Al menos la posibilidad de regresar aligeró su vida cotidiana durante las semanas anteriores a su marcha, como la pizca de azúcar que se añade a escondidas a una salsa para moderar la acidez. Le permitió mantener la calma y no llorar como su amiga Biddy cuando Honor le regaló la colcha que acababa de terminar, de retazos en forma de rombos marrones, amarillos y crema que formaban una estrella de Belén de ocho puntas, con arpas y el ribete de plumas por el que se la conocía. La comunidad le había regalado una colcha firmada —cada cuadrado estaba hecho y firmado por un amigo o familiar—, y no le quedaba sitio para las dos en el baúl. La colcha firmada no estaba tan bien acabada como la suya, pero por supuesto tenía que llevársela. «Es mejor que te la quedes tú, para que me recuerdes —insistió cuando su llorosa amiga intentó devolverle la colcha con la estrella de Belén—. Ya haré otras en Ohio.»

Dejando a un lado los pensamientos sobre el viaje en sí mismo, Honor trató de centrarse en su final, en la casa de tablones que su futuro cuñado le había descrito a Grace en sus cartas desde Ohio. «Es una casa sólida, aunque no de piedra como tú estás acostumbrada —decía en ellas Adam Cox—. La mayoría de las casas aquí son de madera. Solo cuando una familia está establecida y casi segura de que no volverá a mudarse construye una casa de ladrillo. Está situada al final de Main Street, en la linde del pueblo. Faithwell es aún pequeño, con quince familias de amigos, pero crecerá, si Dios quiere. La tienda de mi hermano está en Oberlin, un pueblo más grande a tres millas de aquí. Ambos esperamos trasladarla cuando Faithwell haya crecido lo suficiente para albergar una pañería. Aquí lo llaman “tienda de confecciones”. Hay muchas palabras nuevas que aprender en América.»

Honor no se imaginaba viviendo en una casa de madera, que se quema rápidamente, se comba con facilidad, cruje y no da la sensación de durabilidad del ladrillo o la piedra.

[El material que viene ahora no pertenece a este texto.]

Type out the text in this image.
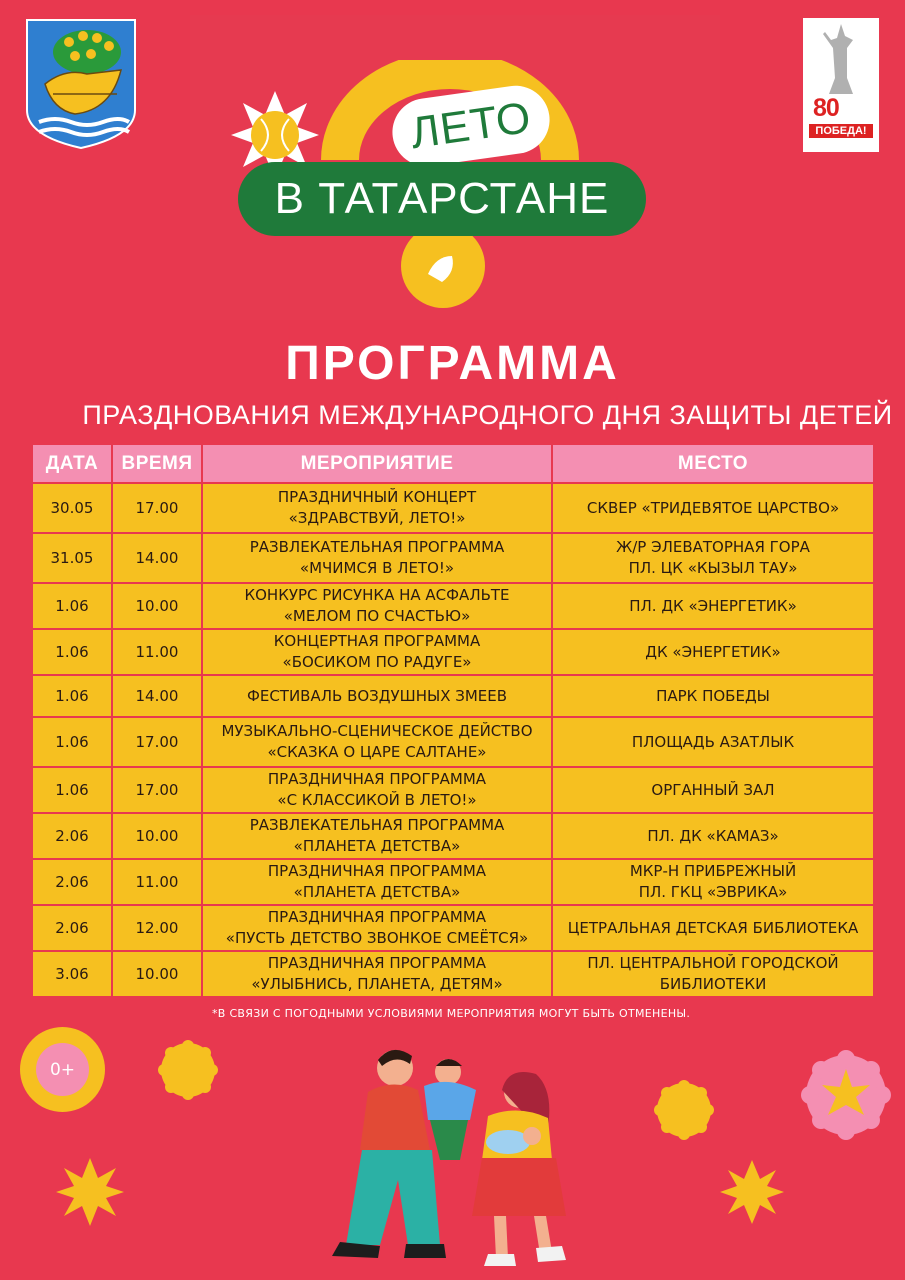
80
ПОБЕДА!
ЛЕТО
В ТАТАРСТАНЕ
ПРОГРАММА
ПРАЗДНОВАНИЯ МЕЖДУНАРОДНОГО ДНЯ ЗАЩИТЫ ДЕТЕЙ
ДАТА	ВРЕМЯ	МЕРОПРИЯТИЕ	МЕСТО
30.05	17.00	ПРАЗДНИЧНЫЙ КОНЦЕРТ
«ЗДРАВСТВУЙ, ЛЕТО!»	СКВЕР «ТРИДЕВЯТОЕ ЦАРСТВО»

31.05	14.00	РАЗВЛЕКАТЕЛЬНАЯ ПРОГРАММА
«МЧИМСЯ В ЛЕТО!»	Ж/Р ЭЛЕВАТОРНАЯ ГОРА
ПЛ. ЦК «КЫЗЫЛ ТАУ»

1.06	10.00	КОНКУРС РИСУНКА НА АСФАЛЬТЕ
«МЕЛОМ ПО СЧАСТЬЮ»	ПЛ. ДК «ЭНЕРГЕТИК»

1.06	11.00	КОНЦЕРТНАЯ ПРОГРАММА
«БОСИКОМ ПО РАДУГЕ»	ДК «ЭНЕРГЕТИК»

1.06	14.00	ФЕСТИВАЛЬ ВОЗДУШНЫХ ЗМЕЕВ	ПАРК ПОБЕДЫ

1.06	17.00	МУЗЫКАЛЬНО-СЦЕНИЧЕСКОЕ ДЕЙСТВО
«СКАЗКА О ЦАРЕ САЛТАНЕ»	ПЛОЩАДЬ АЗАТЛЫК

1.06	17.00	ПРАЗДНИЧНАЯ ПРОГРАММА
«С КЛАССИКОЙ В ЛЕТО!»	ОРГАННЫЙ ЗАЛ

2.06	10.00	РАЗВЛЕКАТЕЛЬНАЯ ПРОГРАММА
«ПЛАНЕТА ДЕТСТВА»	ПЛ. ДК «КАМАЗ»

2.06	11.00	ПРАЗДНИЧНАЯ ПРОГРАММА
«ПЛАНЕТА ДЕТСТВА»	МКР-Н ПРИБРЕЖНЫЙ
ПЛ. ГКЦ «ЭВРИКА»

2.06	12.00	ПРАЗДНИЧНАЯ ПРОГРАММА
«ПУСТЬ ДЕТСТВО ЗВОНКОЕ СМЕЁТСЯ»	ЦЕТРАЛЬНАЯ ДЕТСКАЯ БИБЛИОТЕКА

3.06	10.00	ПРАЗДНИЧНАЯ ПРОГРАММА
«УЛЫБНИСЬ, ПЛАНЕТА, ДЕТЯМ»	ПЛ. ЦЕНТРАЛЬНОЙ ГОРОДСКОЙ
БИБЛИОТЕКИ
*В СВЯЗИ С ПОГОДНЫМИ УСЛОВИЯМИ МЕРОПРИЯТИЯ МОГУТ БЫТЬ ОТМЕНЕНЫ.
0+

Aunque trataba de limitar sus preocupaciones a la idea de vivir en una casa de madera, no podía evitar que sus pensamientos volaran hacia la travesía en el Adventurer, el barco en el que cruzarían el Atlántico. Estaba acostumbrada a los barcos, como cualquier residente de Bridport. A veces acompañaba a su padre al puerto cuando llegaba un cargamento de cáñamo. Incluso había subido a bordo de un barco y había visto a los marineros arriando velas, enrollando cabos y fregando cubiertas, pero nunca había navegado. En una ocasión, cuando tenía diez años, su padre llevó a todos los hermanos a pasar el día en la cercana población de Eype, y se montaron en una barca de remos. A Grace le encantó estar en el agua y no paró de chillar, reírse y fingir que se caía por la borda. Pero Honor se aferró al costado del bote, tratando de no parecer asustada por el balanceo ni la curiosa y desagradable sensación de no poder mantener el equilibrio. No le quitó ojo a su madre, que paseaba inquieta por la playa con su vestido oscuro y la capota blanca, esperando a que sus hijos regresaran sanos y salvos. Evitó volver a subirse a un bote.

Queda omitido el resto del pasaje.